東京地下鉄東西線南砂駅 12:12
家の中での撮影をひと通り終えて、外でも撮ってみましょうかとドアを開けたら牡丹雪が降りしきっていた。
寒い日に外に連れ出された一歳の女の子は観念したようにおとなしい。でも、地面に置いたレフ板の上に立たせようとしたら大泣きした。
宮島の厳島神社でお宮参りを撮影した赤ちゃんが無事に一歳の誕生日を迎えた。
彼女はおうちに上がった僕と目が合うなり激しく泣き出す。
そのあたりは、子どもの性格や性質に左右されるので、あまり気にしない。むしろ人見知りは順調に成長している証拠である。
4月からは保育園に預けるという。この一年間ずっと家で赤ちゃんの面倒を見てきたママはなにもかも初めてのことでたいへんだったことだろう。

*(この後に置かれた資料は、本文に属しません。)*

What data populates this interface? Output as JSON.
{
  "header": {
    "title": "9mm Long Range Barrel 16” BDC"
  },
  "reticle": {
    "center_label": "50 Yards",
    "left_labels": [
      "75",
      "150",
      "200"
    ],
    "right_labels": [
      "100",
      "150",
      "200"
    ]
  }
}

子育てはまだ先が長いけれど、一年間ご苦労さまでした。
舞う雪の向こうに家族は立ってカメラを見ている。
写真を撮るのは子どもの笑顔のためではなくて、それまでその人が過ごしてきた時間を肯定するためである。だからシャッターボタンを押すのは僕でなくてもいい。
僕はたまたま僕が選ばれた幸運を噛み締めている。